Additionally, when the international media noticed few stories of looting coming out of Japan following the Great East Japan Disaster in 2011, they generally remarked on how well the Japanese people behave. By believing in this myth, they assumed the Japanese showed more behavioral control than other societies rather than understanding it rarely happens in association with any disaster.

== Bibliography ==
- Aptekar, Lewis. Environmental Disasters in Global Perspective. New York: G.K. Hall & Co., 1994.
- de Goyet, Claude de Ville. "Stop Propagating Disaster Myths." The Lancet, 356, no. 9231 (August 26, 2000): 762–764.
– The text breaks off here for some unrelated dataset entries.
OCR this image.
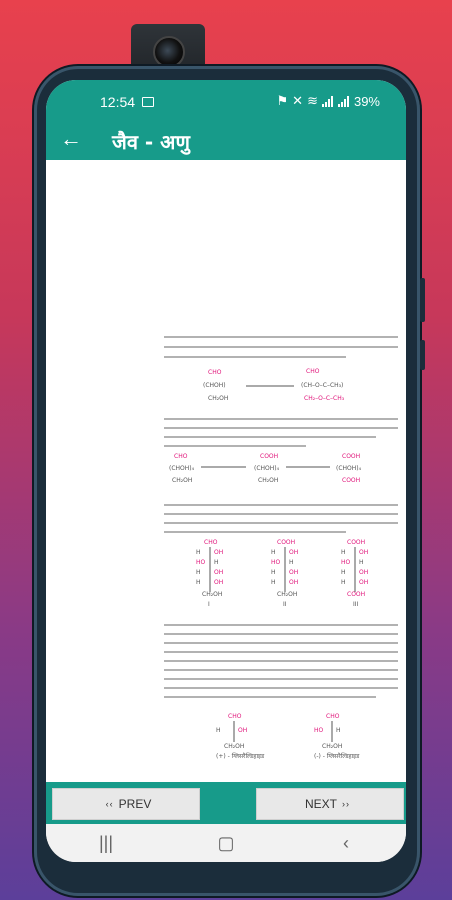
12:54	⚑ ✕ ≋	39%
← जैव - अणु
CHO
(CHOH)
CH₂OH
CHO
(CH–O–C–CH₃)
CH₂–O–C–CH₃
CHO
(CHOH)₄
CH₂OH
COOH
(CHOH)₄
CH₂OH
COOH
(CHOH)₄
COOH
CHO
H OH
HO H
H OH
H OH
CH₂OH
I
COOH
H OH
HO H
H OH
H OH
CH₂OH
II
COOH
H OH
HO H
H OH
H OH
COOH
III
CHO
H	OH
CH₂OH
(+) - ग्लिसरैल्डिहाइड
CHO
HO H
CH₂OH
(-) - ग्लिसरैल्डिहाइड
‹‹ PREV	NEXT ››
|||	▢	‹
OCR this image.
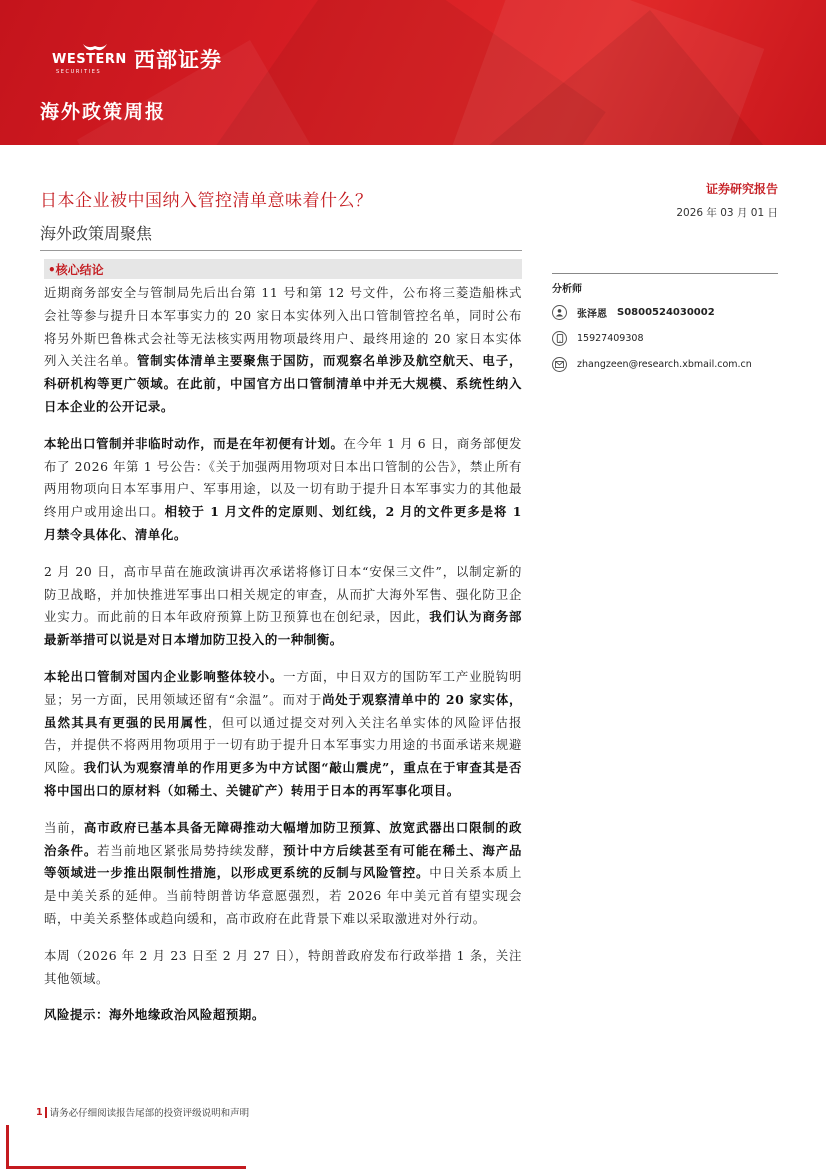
WESTERN
SECURITIES 西部证券
海外政策周报
日本企业被中国纳入管控清单意味着什么？
海外政策周聚焦
证券研究报告
2026 年 03 月 01 日
•核心结论

近期商务部安全与管制局先后出台第 11 号和第 12 号文件，公布将三菱造船株式会社等参与提升日本军事实力的 20 家日本实体列入出口管制管控名单，同时公布将另外斯巴鲁株式会社等无法核实两用物项最终用户、最终用途的 20 家日本实体列入关注名单。管制实体清单主要聚焦于国防，而观察名单涉及航空航天、电子，科研机构等更广领域。在此前，中国官方出口管制清单中并无大规模、系统性纳入日本企业的公开记录。

本轮出口管制并非临时动作，而是在年初便有计划。在今年 1 月 6 日，商务部便发布了 2026 年第 1 号公告：《关于加强两用物项对日本出口管制的公告》，禁止所有两用物项向日本军事用户、军事用途，以及一切有助于提升日本军事实力的其他最终用户或用途出口。相较于 1 月文件的定原则、划红线，2 月的文件更多是将 1 月禁令具体化、清单化。

2 月 20 日，高市早苗在施政演讲再次承诺将修订日本“安保三文件”，以制定新的防卫战略，并加快推进军事出口相关规定的审查，从而扩大海外军售、强化防卫企业实力。而此前的日本年政府预算上防卫预算也在创纪录，因此，我们认为商务部最新举措可以说是对日本增加防卫投入的一种制衡。

本轮出口管制对国内企业影响整体较小。一方面，中日双方的国防军工产业脱钩明显；另一方面，民用领域还留有“余温”。而对于尚处于观察清单中的 20 家实体，虽然其具有更强的民用属性，但可以通过提交对列入关注名单实体的风险评估报告，并提供不将两用物项用于一切有助于提升日本军事实力用途的书面承诺来规避风险。我们认为观察清单的作用更多为中方试图“敲山震虎”，重点在于审查其是否将中国出口的原材料（如稀土、关键矿产）转用于日本的再军事化项目。

当前，高市政府已基本具备无障碍推动大幅增加防卫预算、放宽武器出口限制的政治条件。若当前地区紧张局势持续发酵，预计中方后续甚至有可能在稀土、海产品等领域进一步推出限制性措施，以形成更系统的反制与风险管控。中日关系本质上是中美关系的延伸。当前特朗普访华意愿强烈，若 2026 年中美元首有望实现会晤，中美关系整体或趋向缓和，高市政府在此背景下难以采取激进对外行动。

本周（2026 年 2 月 23 日至 2 月 27 日），特朗普政府发布行政举措 1 条，关注其他领域。

风险提示：海外地缘政治风险超预期。

分析师
张泽恩 S0800524030002
15927409308
zhangzeen@research.xbmail.com.cn
1 请务必仔细阅读报告尾部的投资评级说明和声明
- Drury, John, David Novelli, and Clifford Stott. “Psychological disaster myths in the perception and management of mass emergencies: Psychological disaster myths.” Journal of Applied Social Psychology, 43 (2013): 2259–2270.
- Goltz, James D. "Are the News Media Responsible for the Disaster Myths? A Content Analysis of Emergency Response Imagery." International Journal of Mass Emergencies and Disasters 2, no. 3 (1984): 345–368.
- Nogami, Tatsuya, and Fujio Yoshida. "Disaster myths after the Great East Japan Disaster and the effects of information sources on belief in such myths." Disasters 38, no. Supp 2 (2014): S190-S205.
- Quarantelli, E.L., and Russel R. Dynes. “When Disaster Strikes (It Isn't Much Like What You've Heard & Read About).” Psychology Today (February 1972): 67–70.